Interestingly, it sounds like the management engine uses some open source code, but doesn’t mention what code is used, only that the TLS used in AMT is not ported from OpenSSL:

“In the security and management engine’s firmware, only a small fraction originates from open-source domain, and it is only used in modules that do not assume security responsibilities. For example, the TLS implementation in the AMT firmware application is not ported from OpenSSL and hence not affected by OpenSSL’s vulnerabilities such as the Heartbleed.
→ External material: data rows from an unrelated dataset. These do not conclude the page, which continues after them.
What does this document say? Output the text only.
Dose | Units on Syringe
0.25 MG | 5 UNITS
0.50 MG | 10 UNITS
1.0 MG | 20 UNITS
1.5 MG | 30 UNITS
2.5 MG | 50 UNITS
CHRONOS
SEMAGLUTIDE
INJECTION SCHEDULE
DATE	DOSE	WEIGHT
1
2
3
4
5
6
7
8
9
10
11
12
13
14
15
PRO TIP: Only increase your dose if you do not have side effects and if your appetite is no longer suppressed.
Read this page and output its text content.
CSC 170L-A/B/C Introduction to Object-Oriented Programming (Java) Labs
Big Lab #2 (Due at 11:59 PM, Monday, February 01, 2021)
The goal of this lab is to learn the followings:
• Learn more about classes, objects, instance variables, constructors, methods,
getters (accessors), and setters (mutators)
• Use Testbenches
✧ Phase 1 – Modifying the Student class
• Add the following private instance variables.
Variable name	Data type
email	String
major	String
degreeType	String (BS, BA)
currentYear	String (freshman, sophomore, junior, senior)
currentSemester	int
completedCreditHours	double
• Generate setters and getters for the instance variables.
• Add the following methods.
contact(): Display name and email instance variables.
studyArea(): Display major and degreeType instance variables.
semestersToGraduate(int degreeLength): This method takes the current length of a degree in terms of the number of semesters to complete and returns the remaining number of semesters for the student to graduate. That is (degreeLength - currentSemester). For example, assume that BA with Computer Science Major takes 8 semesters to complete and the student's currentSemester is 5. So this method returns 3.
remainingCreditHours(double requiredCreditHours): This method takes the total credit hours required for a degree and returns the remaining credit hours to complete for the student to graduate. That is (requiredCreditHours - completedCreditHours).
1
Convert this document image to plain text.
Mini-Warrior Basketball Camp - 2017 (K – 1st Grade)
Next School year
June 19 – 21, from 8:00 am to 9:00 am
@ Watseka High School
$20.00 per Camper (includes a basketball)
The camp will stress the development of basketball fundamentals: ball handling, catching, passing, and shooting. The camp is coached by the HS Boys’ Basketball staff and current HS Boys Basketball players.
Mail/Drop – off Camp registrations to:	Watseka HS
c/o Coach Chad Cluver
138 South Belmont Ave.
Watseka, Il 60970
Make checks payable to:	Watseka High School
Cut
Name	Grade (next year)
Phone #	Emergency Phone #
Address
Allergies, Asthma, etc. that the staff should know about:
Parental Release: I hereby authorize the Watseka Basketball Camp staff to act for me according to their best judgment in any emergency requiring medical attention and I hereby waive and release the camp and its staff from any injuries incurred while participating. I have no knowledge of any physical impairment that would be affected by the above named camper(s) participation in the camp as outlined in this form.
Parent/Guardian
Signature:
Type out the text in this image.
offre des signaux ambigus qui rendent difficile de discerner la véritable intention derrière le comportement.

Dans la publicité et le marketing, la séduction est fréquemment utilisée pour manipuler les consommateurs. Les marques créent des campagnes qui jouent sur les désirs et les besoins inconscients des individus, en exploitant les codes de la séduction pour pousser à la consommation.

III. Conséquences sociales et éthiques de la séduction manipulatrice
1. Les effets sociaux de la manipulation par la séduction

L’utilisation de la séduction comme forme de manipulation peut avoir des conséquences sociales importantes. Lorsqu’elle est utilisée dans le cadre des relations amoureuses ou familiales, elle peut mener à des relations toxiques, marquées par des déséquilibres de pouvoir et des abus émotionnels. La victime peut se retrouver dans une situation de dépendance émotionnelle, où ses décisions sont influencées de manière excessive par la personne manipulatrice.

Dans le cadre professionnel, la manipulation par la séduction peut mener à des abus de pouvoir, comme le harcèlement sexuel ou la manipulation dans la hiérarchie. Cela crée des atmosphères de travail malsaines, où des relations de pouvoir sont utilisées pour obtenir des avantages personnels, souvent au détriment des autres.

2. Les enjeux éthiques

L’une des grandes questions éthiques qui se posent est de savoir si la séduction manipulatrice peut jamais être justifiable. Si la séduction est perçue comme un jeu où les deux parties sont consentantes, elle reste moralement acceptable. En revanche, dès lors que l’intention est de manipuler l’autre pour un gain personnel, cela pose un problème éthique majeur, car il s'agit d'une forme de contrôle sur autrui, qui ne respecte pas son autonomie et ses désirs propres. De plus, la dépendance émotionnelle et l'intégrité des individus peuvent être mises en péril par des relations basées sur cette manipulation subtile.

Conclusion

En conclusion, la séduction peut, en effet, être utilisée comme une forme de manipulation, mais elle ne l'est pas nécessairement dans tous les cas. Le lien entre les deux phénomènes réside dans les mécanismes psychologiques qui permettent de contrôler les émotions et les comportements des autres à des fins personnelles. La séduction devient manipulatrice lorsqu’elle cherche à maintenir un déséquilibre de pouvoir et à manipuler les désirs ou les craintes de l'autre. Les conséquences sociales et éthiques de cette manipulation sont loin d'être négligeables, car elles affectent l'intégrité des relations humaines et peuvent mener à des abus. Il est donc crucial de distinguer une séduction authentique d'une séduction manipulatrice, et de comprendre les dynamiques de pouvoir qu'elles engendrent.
The validation of the engine does not discriminate between open source and closed source. Thorough testing is performed against open-source software used by the engine.

(Tianocore’s UEFI implementation of Secure Boot requires the use of libOpenSSL to implement the crypto. OEMs/IBVs could replace that with another library, and may be doing so, but there’s no docs to clarify this.)

In some ways, I look at Intel platforms a bit differently now. In the beginning, it was simple (and insecure): BIOS loaded MS-DOS, then you had a shell, and you ran an app, with the occasional service (TSR). These days, OSes are much more complex, BIOS was replaced by UEFI, which itself a new OS added to stack. The mangement engine and SMM are two background layers to the stack as well. Before reading this, I really thought of the non-UEFI, non-SMM, non-TPM, non-IPMI background interactions were infrequent. But the management engine looks like a significant new addition to the stack, running it’s own drivers, virtual TPMs, ISV Java code off the hard disk, it sounds like yet-another OS (er, platform) added to the stack. It makes sense if you are Intel, I suppose. But I feel uneasy about how complex HW/FW is becoming… Some of these technologies are going to get in the way of General Purpose Computing, helping some companies make disposable systems where vendors dictate all FW/OS choices, and you cannot install your own OS. On the other hand, security issues need addressing, somehow. Boot system, start SMM, start background ME OS, then start background UEFI OS, then load user’s main OS, …that’s a lot of platforms in one stack.

In summary, I liked this book. Unlike my blog posts, the book was well-written. 🙂 The author knows a LOT about Intel security technologies. I learned a lot. If you care about firmware security on Intel platforms, you should get this book. You might be able to avoid the book if you spend a lot of time researching the various technologies off Intel’s web sites and online, but this book does a great job of integrating all of these technologies into one source. I hope to see a 2nd edition once Intel adds more features to the engine.